A directional read: Prime Minister Benjamin Netanyahu will fly to Washington equipped with one request from his government partner, Religious Zionism Party Chairman Bezalel Smotrich: to present portions of the October 7 horror footage at the outset of his meeting with President Donald J. Trump.*
While Palestinians maintain their narrative as the primary victims of this war, Israel has forgotten in the past year to show why we entered it in the first place. Only the disturbing images of Arbel Yehoud and Gadi Moshe Mozes emerging from an incited, terror-supporting crowd provided a brief but necessary reminder of who awaits us beyond the border.
Some claim these are 2 million innocent civilians – but if we don't close our eyes for a moment, we can describe them more accurately: 2 million terror supporters and their helpers. Those who called their mothers after murdering Jews in kibbutzim, those who stole and looted, and those who kidnapped people and refused to release them throughout the long months of war.
Even among us, apparently, some have managed to forget. Entire studio discussions treat Palestinians as if they were innocent citizens caught up in events of a war over the future of Gaza. It's no coincidence that one of the Torah's most important commandments passes through memory. If you don't remember, you struggle to maintain over time what you were commanded. If you don't have righteousness of path – you won't have a path at all.

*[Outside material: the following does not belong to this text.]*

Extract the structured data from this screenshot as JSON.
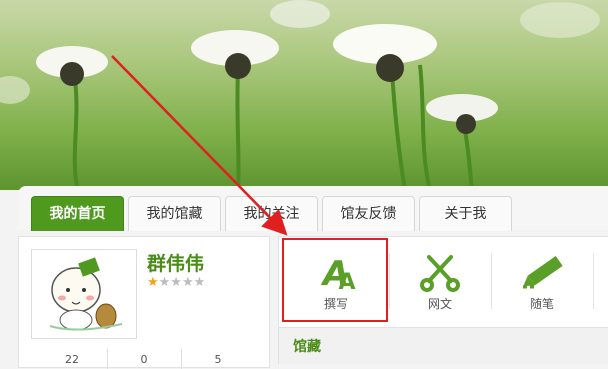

Questions surrounding Gaza continue to multiply. Next week, discussions will begin on the second phase of the deal, or in unvarnished terms – ending the war. In Zionist history, we returned to Gaza and left it in the 50s, 60s, 90s, and during the Disengagement Plan. Each time we repeated the same formula: We tried settlement, terror struck us, and instead of standing firm on security – we fled under diplomatic pressure, hoping this time the result would be different. In a new exhibit we inaugurated this week at the Katif Heritage Center, it's described how David Ben-Gurion, Yitzhak Rabin, and Ariel Sharon did it. The question is whether Benjamin Netanyahu will repeat his predecessors' mistakes.
Back in 1957, when we captured Gaza and then gave it up under international pressure, Menachem Begin issued the following warning: "My heart, my heart is with you, my sisters and brothers in the Negev. Because of the confused Mapai leader's fault and order, the Minister of Retreat and Abandonment, your blood will be spilled like water. There will be no more security for your communities."
In 1995, Yitzhak Rabin sought to calm the horror predictions voiced following the signing of the Oslo Accords: "Likud's horror stories are familiar. They promised us Katyushas from Gaza too. For a year now, the Gaza Strip has been largely under Palestinian Authority control. There hasn't been a single Katyusha, and there won't be a Katyusha. And so on and so forth, all the talk. Likud is terrified of peace. Peace cowards." Now both Trump and Netanyahu dream of a peace agreement with Saudi Arabia and a new Middle East. If these dreams rely on the same formulas, Gaza border region residents should prepare for next time.
Success or Failure
Netanyahu can influence the direction of the meeting with Trump. Not because the new administration doesn't clearly see our enemies beyond the fence, but because another viewing of the October 7 events can influence the tactics for ending the war.

Not reconstruction gifts for Gaza and another puppet government that will be thrown from rooftops within a year, but an understanding that this is a large group of Jew-haters and attackers, who must not again be given governing capabilities and establishment on our border. In Israel, they are very pleased with Trump's intention to exile Palestinians from here, to the point where it sometimes seems the new White House administration understands the Gaza threat more correctly than some Israeli citizens.
Netanyahu may encounter a different interpretation of the proposed solutions. At this stage, he will need to remember that whoever was there when the massacre occurred and when deals at incomprehensible prices were carried out, is the one whose name will also be on the result: long-term security for the people of Israel – or another round for his impressive collection.
Meanwhile, the change in Israel-US relations is registered not only in Netanyahu's trip to the White House after a long boycott, but also and especially in yesterday's amazing meeting image between Smotrich and Trump's Middle East envoy, Steve Witkoff. This is the first time in two years that Smotrich, serving as a senior minister, is documented with a White House senior official. In retrospect, it turns out that he actually met with some of Biden's people, but was requested to keep these meetings undocumented.

Now it can be said that Trump's inauguration in Washington ended an abnormal situation, where the White House boycotts a senior Israeli official and the public he represents. A meeting of an hour and a half with Witkoff, a photo and warm handshake on January 30 show how relations between partner nations should look. The setting looks right, they say, in Jerusalem. Now the big question is what will be the results in the Oval Office.